Waiting for the Next Domino to Fall

The Quarter in Review

The quote used in our 1st quarter report was “It is best to rise from life as from a banquet, neither thirsty nor drunken.”  We have been investing in accordance with that quote and maintaining a near fully invested stance yet conscious of the growing optimism witnessed in the world markets. 

Global markets, especially equity markets, have continued rising with little performance difference between the major equity classes.  Emerging markets have continued their rebound this year and now match, looking back over the past 12 months, the equally impressive performance of smaller US companies.  Growth companies have continued to lead this year while value-based firms absorb the euphoria experienced immediately after the presidential election.

Fixed income markets recovered slightly in the 3rd quarter.  US treasuries treaded water as the Federal Reserve continues their push to normalize monetary policy.  International sovereign debt also saw a jump in rates (declining local prices) from deeply negative levels though outperformed treasuries given the dollar weakening relative to most developed currencies.  The low rate environment did not prevent corporate debt from continuing to produce strong returns this year as an improving economic outlook continued investors’ push into higher risk debt instruments.
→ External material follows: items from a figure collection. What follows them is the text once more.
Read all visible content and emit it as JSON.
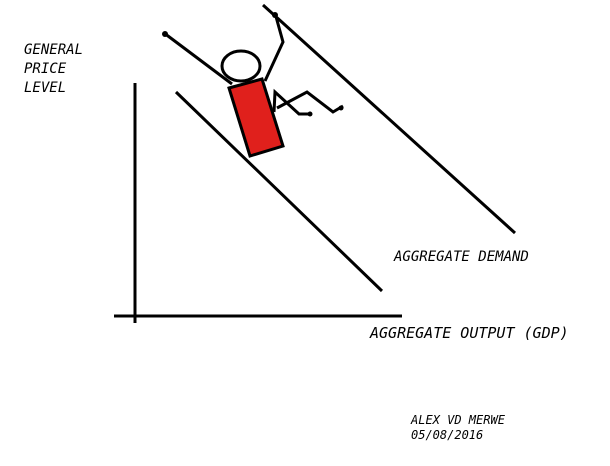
{
  "diagram": {
    "y_axis_label_lines": [
      "GENERAL",
      "PRICE",
      "LEVEL"
    ],
    "demand_curve_label": "AGGREGATE DEMAND",
    "x_axis_label": "AGGREGATE OUTPUT (GDP)",
    "credit": {
      "author": "ALEX VD MERWE",
      "date": "05/08/2016"
    }
  },
  "colors": {
    "ink": "#000000",
    "figure_body": "#e0201c",
    "background": "#ffffff"
  }
}
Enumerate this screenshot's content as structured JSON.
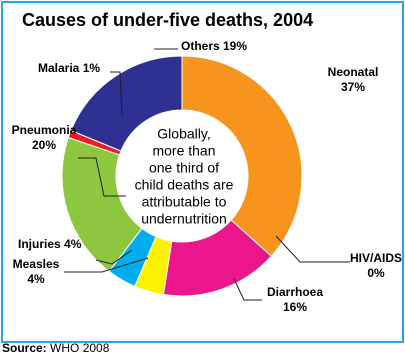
{
  "chart_data": {
    "type": "pie",
    "title": "Causes of under-five deaths, 2004",
    "center_text": [
      "Globally,",
      "more than",
      "one third of",
      "child deaths are",
      "attributable to",
      "undernutrition"
    ],
    "slices": [
      {
        "name": "Neonatal",
        "value": 37,
        "label_lines": [
          "Neonatal",
          "37%"
        ],
        "color": "#f7941d"
      },
      {
        "name": "HIV/AIDS",
        "value": 0,
        "label_lines": [
          "HIV/AIDS",
          "0%"
        ],
        "color": "#ffffff"
      },
      {
        "name": "Diarrhoea",
        "value": 16,
        "label_lines": [
          "Diarrhoea",
          "16%"
        ],
        "color": "#ec168c"
      },
      {
        "name": "Measles",
        "value": 4,
        "label_lines": [
          "Measles",
          "4%"
        ],
        "color": "#fff200"
      },
      {
        "name": "Injuries",
        "value": 4,
        "label_lines": [
          "Injuries 4%"
        ],
        "color": "#00aeef"
      },
      {
        "name": "Pneumonia",
        "value": 20,
        "label_lines": [
          "Pneumonia",
          "20%"
        ],
        "color": "#8dc63f"
      },
      {
        "name": "Malaria",
        "value": 1,
        "label_lines": [
          "Malaria 1%"
        ],
        "color": "#ed1c24"
      },
      {
        "name": "Others",
        "value": 19,
        "label_lines": [
          "Others 19%"
        ],
        "color": "#2e3192"
      }
    ]
  },
  "source": {
    "label": "Source:",
    "text": "WHO 2008"
  }
}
The year 2017 is seeing the first instance of synchronized global growth in over a decade.  Barriers to economic activity are falling, business confidence is rising, and capital spending is finally showing strength.  Global investors continue to climb the “wall of worry”, reaping the benefits of an improving economic cycle yet continuing to look for some event that may lead to a meaningful correction.  We are too.
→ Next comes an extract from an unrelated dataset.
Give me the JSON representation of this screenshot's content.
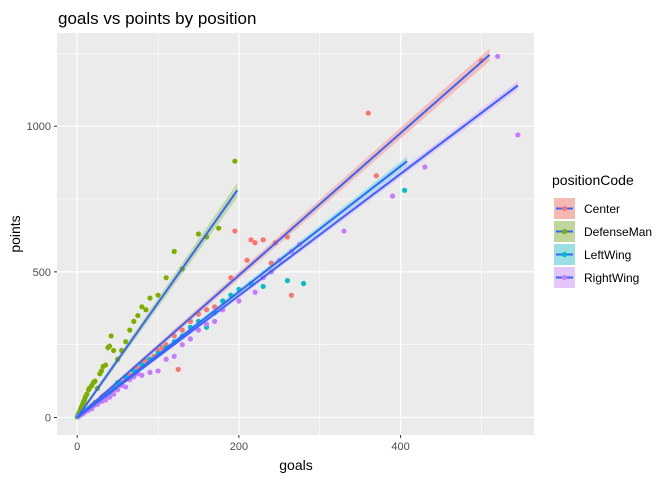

“But as time passes, we forget the lessons learned, and as the particulars change, we lose sight of the fact that crashes don’t have a single cause that is easy to recognize before the damage is done. Instead, every crash is caused by a unique confluence of usually personal events.”

–  Scott Nations

As children, we would build elaborate strands of dominos standing precariously on end.  After hours of carefully laying out the path, we would anxiously tip the first in hopes of having it produce the desired chain effect.  However, we remember many times when tipping the first domino did not bring about the anticipated chain reaction.